A lot of the folks who worked on Bedknobs And Broomsticks will be back in this column, including Angela Lansbury, Roddy McDowall, director Robert Stevenson and producer Bill Walsh. Cowriter Don DaGradi retired after completing his work on the picture. He’d been with Disney since the 1930s, working as a background artist, animator, story developer and art director. He’d started writing live-action screenplays with Son Of Flubber and had been nominated for an Oscar for Mary Poppins. Don DaGradi passed away on August 4, 1991, at the age of 79 and was posthumously inducted as a Disney Legend later that same year.
This would also be the last Disney work from Richard M. Sherman and Robert B. Sherman for quite some time. They’d enjoyed a fruitful association with Disney but they felt it was time to move on. Over the next few years, they’d work on such films as Snoopy, Come Home and Charlotte’s Web and receive Oscar nominations for Tom Sawyer, The Slipper And The Rose and The Magic Of Lassie. Eventually they returned to Disney and, thanks to the studio’s policy of recycling old material into new feature films, we’ll see them again in this column soon enough.

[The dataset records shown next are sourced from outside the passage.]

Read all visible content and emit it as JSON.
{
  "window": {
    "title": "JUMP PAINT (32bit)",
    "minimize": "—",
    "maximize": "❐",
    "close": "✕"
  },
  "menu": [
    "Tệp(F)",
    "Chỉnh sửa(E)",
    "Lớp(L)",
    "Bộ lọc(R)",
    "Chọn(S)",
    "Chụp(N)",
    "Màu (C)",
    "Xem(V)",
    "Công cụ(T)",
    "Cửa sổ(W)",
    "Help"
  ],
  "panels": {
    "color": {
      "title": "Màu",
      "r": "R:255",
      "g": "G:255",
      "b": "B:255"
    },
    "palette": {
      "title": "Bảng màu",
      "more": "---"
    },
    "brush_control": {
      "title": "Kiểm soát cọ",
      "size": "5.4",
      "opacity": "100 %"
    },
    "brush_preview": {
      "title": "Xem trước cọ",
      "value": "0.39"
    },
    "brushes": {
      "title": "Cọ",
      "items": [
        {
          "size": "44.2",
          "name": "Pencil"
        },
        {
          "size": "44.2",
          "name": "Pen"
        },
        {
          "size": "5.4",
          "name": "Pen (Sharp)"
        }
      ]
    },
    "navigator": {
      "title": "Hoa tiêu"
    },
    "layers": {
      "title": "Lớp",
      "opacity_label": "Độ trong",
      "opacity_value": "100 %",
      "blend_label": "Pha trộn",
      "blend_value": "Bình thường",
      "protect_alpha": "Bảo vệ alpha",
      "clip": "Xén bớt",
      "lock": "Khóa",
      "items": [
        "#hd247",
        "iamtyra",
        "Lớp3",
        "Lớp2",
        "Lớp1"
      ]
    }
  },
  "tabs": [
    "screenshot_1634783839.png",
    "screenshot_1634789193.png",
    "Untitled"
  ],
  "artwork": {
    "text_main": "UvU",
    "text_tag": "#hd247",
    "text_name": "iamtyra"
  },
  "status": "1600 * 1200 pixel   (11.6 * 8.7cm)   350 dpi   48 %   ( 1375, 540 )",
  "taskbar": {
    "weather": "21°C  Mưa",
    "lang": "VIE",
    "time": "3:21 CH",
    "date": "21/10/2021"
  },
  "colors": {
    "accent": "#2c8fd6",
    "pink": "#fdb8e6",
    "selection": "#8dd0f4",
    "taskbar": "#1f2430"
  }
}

The failure of Bedknobs And Broomsticks caused Disney to abandon the idea of doing big-budget musical spectaculars for a while. Going forward, Disney movies would be more modest in budget and ambition. But for some of us, Bedknobs And Broomsticks holds up as a high point of the Disney style and the Sherman Brothers’ music. If you read the words “Treguna Mekoides Trecorum Satis Dee” in rhythm, then you know exactly what I’m talking about.